The administration of the tax itself, we have estimated at $100,000 for us plus a one-time $50,000. For the hotel owners themselves, there will be some costs but as one hotel owner told me, for most of them it is just the press of a key. We are prepared to work with them to get the software that is necessary. I am not going to go through the statistics on how much money it will raise and so on because we will never know how much it will cost until we do it because every hotel owner operates as an independent and they are not going to share a whole bunch of information with us and with their competitors.
The bill itself that we are proposing adds five percent on hotel room charges only. It applies to Government of the Northwest Territories and federal employees. That is fair. We will pay our share the same as everyone else does. Lodges, as I said, are treated differently. There is a formula for how they will be treated. This formula is based largely on the way the tax is managed in BC and Alberta.
There is research that shows that the tax will not make a difference at five percent to tourists. They will not go away because of a five percent charge. We have asked tourists who were here last summer and all of them I believe without exception said no, it would not make any difference. If they were planning to come here, they would come here anyway. Five dollars or seven dollars a night difference is not going to change their mind about where they go.

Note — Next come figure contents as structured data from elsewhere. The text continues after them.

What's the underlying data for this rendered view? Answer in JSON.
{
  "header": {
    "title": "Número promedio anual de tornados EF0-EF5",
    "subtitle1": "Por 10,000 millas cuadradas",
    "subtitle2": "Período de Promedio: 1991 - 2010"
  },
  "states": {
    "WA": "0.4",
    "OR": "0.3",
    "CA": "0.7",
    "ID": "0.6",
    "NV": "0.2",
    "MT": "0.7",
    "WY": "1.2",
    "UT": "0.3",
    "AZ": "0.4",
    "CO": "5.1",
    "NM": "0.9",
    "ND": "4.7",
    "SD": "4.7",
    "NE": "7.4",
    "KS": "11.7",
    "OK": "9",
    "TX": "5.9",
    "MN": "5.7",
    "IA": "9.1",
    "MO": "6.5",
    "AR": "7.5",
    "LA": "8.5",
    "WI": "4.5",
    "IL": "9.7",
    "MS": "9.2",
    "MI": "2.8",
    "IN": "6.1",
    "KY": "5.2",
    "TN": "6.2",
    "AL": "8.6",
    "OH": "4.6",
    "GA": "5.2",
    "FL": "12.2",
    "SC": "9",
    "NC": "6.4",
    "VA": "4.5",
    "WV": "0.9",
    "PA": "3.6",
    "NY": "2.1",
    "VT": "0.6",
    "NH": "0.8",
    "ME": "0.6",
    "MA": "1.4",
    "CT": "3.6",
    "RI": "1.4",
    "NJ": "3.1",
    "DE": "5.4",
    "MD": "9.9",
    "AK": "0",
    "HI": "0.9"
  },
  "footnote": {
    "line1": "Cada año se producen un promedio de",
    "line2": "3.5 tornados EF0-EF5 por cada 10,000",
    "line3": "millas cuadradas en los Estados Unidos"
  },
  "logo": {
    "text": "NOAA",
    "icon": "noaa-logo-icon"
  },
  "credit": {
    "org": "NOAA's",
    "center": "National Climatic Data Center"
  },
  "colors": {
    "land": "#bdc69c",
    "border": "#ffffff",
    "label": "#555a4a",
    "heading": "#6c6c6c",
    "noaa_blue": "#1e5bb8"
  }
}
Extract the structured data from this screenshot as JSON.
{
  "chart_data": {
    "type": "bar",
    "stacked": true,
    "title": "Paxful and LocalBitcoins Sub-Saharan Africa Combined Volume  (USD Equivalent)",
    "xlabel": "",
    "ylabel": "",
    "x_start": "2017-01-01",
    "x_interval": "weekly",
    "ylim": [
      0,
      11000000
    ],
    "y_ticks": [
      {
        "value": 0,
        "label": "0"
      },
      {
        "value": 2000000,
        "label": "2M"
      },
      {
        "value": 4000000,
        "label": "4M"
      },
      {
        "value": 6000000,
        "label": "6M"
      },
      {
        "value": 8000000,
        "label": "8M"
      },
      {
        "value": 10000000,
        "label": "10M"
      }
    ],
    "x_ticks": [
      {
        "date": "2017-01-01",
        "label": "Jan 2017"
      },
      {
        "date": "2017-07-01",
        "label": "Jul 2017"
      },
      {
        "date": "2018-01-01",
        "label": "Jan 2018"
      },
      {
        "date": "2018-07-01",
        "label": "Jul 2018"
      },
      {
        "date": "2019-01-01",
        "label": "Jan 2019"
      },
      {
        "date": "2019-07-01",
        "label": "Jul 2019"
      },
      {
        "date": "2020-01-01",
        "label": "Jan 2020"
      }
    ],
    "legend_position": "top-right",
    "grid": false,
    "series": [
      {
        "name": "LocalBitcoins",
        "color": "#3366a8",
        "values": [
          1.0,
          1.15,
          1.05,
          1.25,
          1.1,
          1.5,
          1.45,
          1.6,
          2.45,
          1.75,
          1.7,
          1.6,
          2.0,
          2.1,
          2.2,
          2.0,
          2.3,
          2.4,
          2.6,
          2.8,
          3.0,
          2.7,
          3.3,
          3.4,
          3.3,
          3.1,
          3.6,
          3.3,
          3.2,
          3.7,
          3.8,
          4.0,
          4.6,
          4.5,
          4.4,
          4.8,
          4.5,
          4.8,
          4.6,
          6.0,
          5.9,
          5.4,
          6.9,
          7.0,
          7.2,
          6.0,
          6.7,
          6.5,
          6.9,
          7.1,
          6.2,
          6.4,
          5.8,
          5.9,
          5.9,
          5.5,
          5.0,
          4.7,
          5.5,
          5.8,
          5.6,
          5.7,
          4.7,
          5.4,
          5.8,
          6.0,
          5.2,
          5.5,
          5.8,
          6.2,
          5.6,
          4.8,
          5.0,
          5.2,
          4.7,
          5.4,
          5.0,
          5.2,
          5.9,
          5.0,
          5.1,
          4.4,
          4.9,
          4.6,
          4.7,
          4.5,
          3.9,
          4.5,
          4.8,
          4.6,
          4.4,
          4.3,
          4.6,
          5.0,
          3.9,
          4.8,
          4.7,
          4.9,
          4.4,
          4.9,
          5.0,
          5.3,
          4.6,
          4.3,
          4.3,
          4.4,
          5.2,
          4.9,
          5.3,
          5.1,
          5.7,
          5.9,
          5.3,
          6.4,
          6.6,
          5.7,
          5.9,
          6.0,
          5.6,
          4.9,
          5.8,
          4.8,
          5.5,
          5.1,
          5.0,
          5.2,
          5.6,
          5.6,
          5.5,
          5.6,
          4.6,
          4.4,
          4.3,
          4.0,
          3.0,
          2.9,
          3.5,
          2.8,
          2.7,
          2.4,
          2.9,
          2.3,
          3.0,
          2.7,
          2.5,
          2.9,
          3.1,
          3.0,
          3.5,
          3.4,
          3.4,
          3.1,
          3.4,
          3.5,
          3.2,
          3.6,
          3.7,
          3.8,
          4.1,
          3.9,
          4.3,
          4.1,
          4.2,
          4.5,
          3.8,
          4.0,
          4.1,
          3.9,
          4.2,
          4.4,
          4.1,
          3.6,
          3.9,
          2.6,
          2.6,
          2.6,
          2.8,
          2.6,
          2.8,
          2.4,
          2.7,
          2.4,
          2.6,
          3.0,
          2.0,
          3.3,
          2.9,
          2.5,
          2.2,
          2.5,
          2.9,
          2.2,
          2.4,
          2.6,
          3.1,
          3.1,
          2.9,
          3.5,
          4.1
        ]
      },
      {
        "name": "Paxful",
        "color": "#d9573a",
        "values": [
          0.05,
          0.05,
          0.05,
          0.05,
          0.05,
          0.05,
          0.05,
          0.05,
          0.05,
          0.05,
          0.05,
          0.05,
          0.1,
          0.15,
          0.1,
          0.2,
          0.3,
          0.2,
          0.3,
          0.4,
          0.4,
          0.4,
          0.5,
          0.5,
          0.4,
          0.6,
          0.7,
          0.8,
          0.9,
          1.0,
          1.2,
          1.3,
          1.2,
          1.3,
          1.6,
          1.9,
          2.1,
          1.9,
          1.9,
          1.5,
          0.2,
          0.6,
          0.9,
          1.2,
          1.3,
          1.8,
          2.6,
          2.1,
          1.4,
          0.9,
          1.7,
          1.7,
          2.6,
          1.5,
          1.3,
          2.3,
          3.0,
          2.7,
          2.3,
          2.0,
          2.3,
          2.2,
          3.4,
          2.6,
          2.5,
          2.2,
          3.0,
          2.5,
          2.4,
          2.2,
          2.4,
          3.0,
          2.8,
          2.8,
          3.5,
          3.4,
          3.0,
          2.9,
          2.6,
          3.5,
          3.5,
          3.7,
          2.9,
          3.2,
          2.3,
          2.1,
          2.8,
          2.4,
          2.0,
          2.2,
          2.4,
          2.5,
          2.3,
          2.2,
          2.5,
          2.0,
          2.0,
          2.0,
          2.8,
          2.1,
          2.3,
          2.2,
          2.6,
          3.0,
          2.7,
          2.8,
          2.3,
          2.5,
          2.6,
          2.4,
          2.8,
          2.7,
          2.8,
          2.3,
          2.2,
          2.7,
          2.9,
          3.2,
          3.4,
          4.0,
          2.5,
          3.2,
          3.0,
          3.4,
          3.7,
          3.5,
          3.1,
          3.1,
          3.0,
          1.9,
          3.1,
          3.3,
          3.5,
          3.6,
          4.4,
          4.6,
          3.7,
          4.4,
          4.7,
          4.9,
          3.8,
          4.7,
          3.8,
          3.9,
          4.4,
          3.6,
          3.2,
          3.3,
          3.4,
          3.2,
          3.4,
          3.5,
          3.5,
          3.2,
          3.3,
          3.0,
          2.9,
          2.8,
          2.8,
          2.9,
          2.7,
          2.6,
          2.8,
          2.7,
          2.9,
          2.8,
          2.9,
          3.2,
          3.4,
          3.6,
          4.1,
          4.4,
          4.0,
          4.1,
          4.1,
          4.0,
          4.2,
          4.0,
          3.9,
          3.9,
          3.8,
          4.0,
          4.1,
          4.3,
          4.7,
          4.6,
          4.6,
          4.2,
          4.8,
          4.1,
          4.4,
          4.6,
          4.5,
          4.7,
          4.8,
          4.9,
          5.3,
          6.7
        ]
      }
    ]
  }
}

The administration cost for us is not going to be as bad as some people think it might be. The intention is to build up our capacity at the regional level. I mean every region. We will collect the tax from every region.
However, we do need training. The tourism training program has fallen by the wayside recently. We need to get that up. We need an ability to get programs back in place. That is the purpose of this tax.
If we do not achieve the objectives within three years, I have made the commitment to industry that we would repeal it. If we cannot show that this makes a difference in three years time, then we do not intend to have this thing continue. It is not a tax that is going to end up staying in government revenues. Every dollar of it will be identified. Every dollar of it will go back into the industry.
I just want to say in closing that we are on the verge of a tremendous opportunity. We have a huge industry that is growing. It is the biggest, fastest growing industry in the world. It is $425 billion and we should be getting a bigger share of it here than we are.
All I am asking of you is work with me. If the hotel tax is not the way to do it, do not just sit back and say we do not support it, stop it and then we go back to the same status quo we have right now. That is not the answer to our challenge in the tourism industry. We need to work together on that. Industry has told me they are ready to work with me. I think every letter and every conversation I have had has indicated the industry out there, including the hotel industry, want to work with us in finding a way of boosting our tourism industry. We need to work together. I believe if industry can cooperate, if industry wants to work on this, then let us as a government work together here and get this side of our economy going.
The big winners are all over. It is the big centres, like Yellowknife. It is also the little communities. It is the people who have been living their lives for hundreds of years off the land who can link into tourism. It is the airline industry. It is all parts. It has much more potential than anything else we do in this Territory. So all I am saying to you is let us work together on this. I think it is a huge opportunity. Now is the time to get on with it. Thank you, Mr. Speaker.